The Knights Who Say Nay
The only thing getting in the way of full scale production are the cries of the naysayers and red tape surrounding ludicrous drug laws restricting hemp cultivation. Critics claim growing hemp will increase the use of marijuana. Even on the face, that complaint is ridiculous. That is like saying driving cars encourages alcoholism. Hemp is not a drug, and contains less that 1% THC, the psychotropic substance found in Cannabis Sativa, or marijuana. Furthermore, Hemp actually sterilizes Cannabis, making it completely worthless as a drug. This destroys the bogus claim that drug cartels will hide pot in hemp fields.
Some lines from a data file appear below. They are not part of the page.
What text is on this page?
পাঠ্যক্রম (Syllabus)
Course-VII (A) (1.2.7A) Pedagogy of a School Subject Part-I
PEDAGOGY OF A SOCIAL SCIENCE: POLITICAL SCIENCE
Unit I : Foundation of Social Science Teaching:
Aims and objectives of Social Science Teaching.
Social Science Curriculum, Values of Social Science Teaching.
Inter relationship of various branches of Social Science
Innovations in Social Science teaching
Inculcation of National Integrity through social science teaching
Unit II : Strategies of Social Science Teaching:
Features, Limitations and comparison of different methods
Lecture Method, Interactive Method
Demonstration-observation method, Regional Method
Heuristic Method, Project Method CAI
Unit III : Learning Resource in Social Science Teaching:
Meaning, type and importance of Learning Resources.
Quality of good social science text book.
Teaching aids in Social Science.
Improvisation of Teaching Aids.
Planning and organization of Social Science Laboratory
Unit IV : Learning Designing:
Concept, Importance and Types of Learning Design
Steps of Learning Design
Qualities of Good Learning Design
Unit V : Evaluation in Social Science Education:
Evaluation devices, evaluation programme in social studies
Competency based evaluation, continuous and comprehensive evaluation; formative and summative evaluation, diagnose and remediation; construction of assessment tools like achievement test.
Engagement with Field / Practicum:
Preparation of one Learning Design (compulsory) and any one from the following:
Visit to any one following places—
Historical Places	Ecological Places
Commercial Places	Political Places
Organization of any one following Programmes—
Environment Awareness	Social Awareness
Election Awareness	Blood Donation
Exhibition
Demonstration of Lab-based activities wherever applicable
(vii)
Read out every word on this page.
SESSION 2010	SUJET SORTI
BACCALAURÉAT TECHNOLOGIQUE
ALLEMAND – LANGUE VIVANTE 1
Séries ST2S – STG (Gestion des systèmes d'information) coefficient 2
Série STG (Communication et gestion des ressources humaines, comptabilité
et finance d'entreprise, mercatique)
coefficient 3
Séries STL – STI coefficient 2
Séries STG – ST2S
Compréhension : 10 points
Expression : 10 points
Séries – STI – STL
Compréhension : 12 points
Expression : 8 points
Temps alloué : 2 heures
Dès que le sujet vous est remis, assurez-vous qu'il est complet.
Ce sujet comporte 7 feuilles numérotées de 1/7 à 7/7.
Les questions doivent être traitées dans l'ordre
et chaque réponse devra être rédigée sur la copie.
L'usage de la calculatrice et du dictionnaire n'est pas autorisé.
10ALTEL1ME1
So we can see that even as the public’s attitude towards the intoxicating variety of cannabis is evolving towards acceptance of the plant, these kinds of arguments are ignorant and senseless at best.
The Sustainable Future’s So Bright
As far as the bureaucratic roadblocks are concerned, they are being dismantled as we speak. It was announced late February that Hemp Inc. (who just imported their first shipment of hemp from China for US production) signed a lucrative deal with Green Concepts, an ink company that will use Hemp Inc. to source hemp based products. To further advance hemp cultivation, the 2014 farm bill that was just signed by the president, includes provisions that allow for hemp cultivation here in the U.S. in states who have passed hemp legislation. Things are looking very good for the plant indeed.
With these new developments, it seems increasingly likely that a hemp oil future is close as demand for hemp based products continues to increase. Of course, we can’t expect the oil tycoons to simply roll over for hemp, so there is still a lot of work to be done to advance hemp as a clean, sustainable, and renewable fuel source that can satisfy the U.S. demands for fuel but by supporting companies that promote hemp biofuels and sharing this information with the world, we can begin to aid in the transition.
There is no aspect of our society that will not be aided by hemp fuel production. Economically, we can create a huge boom in green fuel technology and add jobs to the market, increasing out GDP and raising the standard of living. Politically, this strikes at the very heart of liberty for all political spectrums. Conservatives love the idea of being able to grow the crop without government interference, and liberals love that is a clean renewable source of energy. Environmentally it will not only reduce carbon emissions and pollutants, (no danger of contamination in a biodegradable hemp oil spill) but it enriches the soil and cleans up the air we breathe. In short, on every front, hemp and hemp biofuels is the answer.